III. COLLUSION WITH GREAT BRITAIN
Shlaim writes that "Britain knew and approved of this secret Hashemite-Zionist agreement to divide up Palestine between themselves, not along the lines of the U.N. partition plan."50 This alleged British blessing was given in the above-noted conversation between Bevin and Abu'l-Huda, in which the foreign secretary gave the Transjordanian prime minister
The green light to send the Arab Legion into Palestine immediately following the departure of the British forces. But Bevin also warned [Trans]jordan not to invade the area allocated by the U.N. to the Jews. An attack on Jewish state territory, he said, would compel Britain to withdraw her subsidy and officers from the Arab Legion.51
This thesis is fundamentally flawed. True, the British were resigned to Transjordan's military foray into post-Mandatory Palestine, but this was not out of a wish to protect Jewish interests. Rather, it was directed against those interests: Israel was intended to be the victim of the Transjordanian intervention -- not its beneficiary.
* Contrary to Shlaim's claim, the British government did not know of a Hashemite-Zionist agreement to divide up Palestine, both because this agreement did not exist and because `Abdallah kept London in the dark about his contacts with the Jewish Agency. The influential British ambassador to Amman, Sir Alec Kirkbride, was not aware of the secret Meir-`Abdallah meeting until well after the event.52 How then could the British bless a Hashemite-Zionist deal?
* Glubb's memoirs alone indicate that Bevin gave Abu'l-Huda a green light to invade while warning him, "do not go and invade the areas allotted to the Jews."53 In contrast, declassified British documents unequivocally show that Bevin neither encouraged Abu'l-Huda to invade the Arab parts of Palestine as "the obvious thing to do," as claimed by Glubb, nor warned him off invading the Jewish areas. Bevin said only that he "would study the statements which his Excellency had made."54 Shlaim's choosing an old and partisan account over a newly released official document suggests a desperate attempt to prove the existence of such a warning.
* The British archives are bursting with evidence that the foreign secretary and his advisers cared not at all whether `Abdallah transgressed Jewish territory; they only wanted to be sure he did not implicate Britain in an embarrassing international situation. Shortly after the Bevin-Abu'l-Huda meeting, Bernard Burrows, head of the Eastern department, wrote (with Bevin's approval) that
It is tempting to think that Transjordan might transgress the boundaries of the United Nations Jewish State to the extent of establishing a corridor across the Southern Negeb [i.e., Negev] joining the existing Transjordan territory to the Mediterranean and Gaza . . . [thereby] cutting the Jewish State, and therefore Communist influence, off from the Red Sea.55
More important, on May 7, 1948, a week before the all-Arab attack on Israel, Burrows suggested to the Foreign Office intimate to King `Abdallah that "we could in practice presumably not object to Arab Legion occupation of the Nejeb [i.e., Negev]."56 In other words, not only was the Foreign Office not opposed to Transjordan's occupation of the Jewish State's territory but it encouraged `Abdallah to go in and occupy about half of it.

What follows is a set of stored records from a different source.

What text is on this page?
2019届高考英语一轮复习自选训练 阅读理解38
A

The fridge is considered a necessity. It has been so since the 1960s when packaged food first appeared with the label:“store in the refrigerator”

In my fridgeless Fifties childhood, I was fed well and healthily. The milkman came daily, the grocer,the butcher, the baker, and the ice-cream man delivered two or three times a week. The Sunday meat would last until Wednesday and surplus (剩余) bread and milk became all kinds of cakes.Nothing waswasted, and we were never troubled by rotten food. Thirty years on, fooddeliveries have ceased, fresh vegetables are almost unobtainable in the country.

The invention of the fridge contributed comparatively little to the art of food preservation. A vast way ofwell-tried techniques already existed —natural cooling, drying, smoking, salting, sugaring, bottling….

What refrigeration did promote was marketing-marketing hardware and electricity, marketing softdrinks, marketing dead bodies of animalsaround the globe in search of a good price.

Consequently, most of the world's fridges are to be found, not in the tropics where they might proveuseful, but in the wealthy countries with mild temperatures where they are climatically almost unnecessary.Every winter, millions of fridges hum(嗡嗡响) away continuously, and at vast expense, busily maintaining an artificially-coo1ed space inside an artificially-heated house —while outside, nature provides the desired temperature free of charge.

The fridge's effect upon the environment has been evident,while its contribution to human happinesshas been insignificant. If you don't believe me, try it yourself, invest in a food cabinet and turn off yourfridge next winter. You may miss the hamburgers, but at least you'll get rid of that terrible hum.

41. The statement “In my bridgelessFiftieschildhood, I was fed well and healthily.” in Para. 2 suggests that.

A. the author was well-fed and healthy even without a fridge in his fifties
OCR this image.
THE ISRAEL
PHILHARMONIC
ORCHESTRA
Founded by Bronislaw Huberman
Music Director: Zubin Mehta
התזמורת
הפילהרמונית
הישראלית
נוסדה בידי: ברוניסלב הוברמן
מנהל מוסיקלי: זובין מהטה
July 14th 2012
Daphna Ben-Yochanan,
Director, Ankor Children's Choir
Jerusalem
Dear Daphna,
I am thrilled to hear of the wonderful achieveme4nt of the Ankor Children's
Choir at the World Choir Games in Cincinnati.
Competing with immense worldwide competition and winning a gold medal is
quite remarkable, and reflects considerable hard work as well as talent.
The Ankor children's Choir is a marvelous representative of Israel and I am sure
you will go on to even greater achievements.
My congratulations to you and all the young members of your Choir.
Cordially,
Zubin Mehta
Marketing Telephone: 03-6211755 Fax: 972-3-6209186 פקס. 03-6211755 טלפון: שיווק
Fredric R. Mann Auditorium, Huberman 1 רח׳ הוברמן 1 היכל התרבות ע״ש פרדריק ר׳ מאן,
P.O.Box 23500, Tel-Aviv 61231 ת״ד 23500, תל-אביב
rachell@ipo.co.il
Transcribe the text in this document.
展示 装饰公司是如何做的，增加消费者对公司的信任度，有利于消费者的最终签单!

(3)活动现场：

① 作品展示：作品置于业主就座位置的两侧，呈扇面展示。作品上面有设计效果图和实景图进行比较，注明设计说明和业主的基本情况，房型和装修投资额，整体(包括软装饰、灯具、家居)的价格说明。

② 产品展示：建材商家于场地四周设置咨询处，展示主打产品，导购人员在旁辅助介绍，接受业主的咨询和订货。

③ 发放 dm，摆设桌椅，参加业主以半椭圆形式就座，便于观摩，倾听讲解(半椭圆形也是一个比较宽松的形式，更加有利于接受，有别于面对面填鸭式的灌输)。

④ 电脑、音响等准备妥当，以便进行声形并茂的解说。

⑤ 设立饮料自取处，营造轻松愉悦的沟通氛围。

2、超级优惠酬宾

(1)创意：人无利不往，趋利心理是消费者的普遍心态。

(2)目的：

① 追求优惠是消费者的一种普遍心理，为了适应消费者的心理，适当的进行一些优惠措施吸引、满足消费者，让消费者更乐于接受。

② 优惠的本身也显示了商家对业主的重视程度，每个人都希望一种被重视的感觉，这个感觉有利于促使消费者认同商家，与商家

* Having grudgingly recognized their inability to prevent the partition of Palestine, British officialdom wished to see a far smaller and weaker Jewish state than that envisaged by the U.N. partition resolution and did its utmost to bring about such an eventuality. Limitations of space do not allow a presentation of the overwhelming documentary evidence of British efforts to cut Israel "down to size" and stunt its population growth through the prevention of future Jewish immigration.57 Suffice to say that British policymakers sought to forestall an Israeli-Transjordanian peace agreement unless it detached the Negev from the Israeli state.
CONCLUSIONS
Recently declassified documents in Israeli and Western archives fail to confirm the picture of the origins of the Arab-Israeli conflict painted by the new historians. The self-styled new historiography is really a "distortiography." It is anything but new: much of what it presents is old and much of the new is distortion. The "new historians" are neither new nor true historians but rather partisans seeking to give academic respectability to longstanding misconceptions and prejudice on the Arab-Israeli conflict. To borrow the words of the eminent British historian E.H. Carr,
what the new historians are doing is to "write propaganda or historical fiction, and merely use facts of the past to embroider a kind of writing which has nothing to do with history."58
Returning to political issues of today: the Palestinian claim to national self-determination stands on its own and does not need buttressing from historical falsification. Quite the contrary, fabricating an Israeli history to cater to interests of the moment does great disservice not only to historical truth but also to the Palestinians that the new historians seek to champion. Instead, they should heed Albert Hourani's advice. Securing the future means coming to terms with one's past, however painful that might be, not denying it.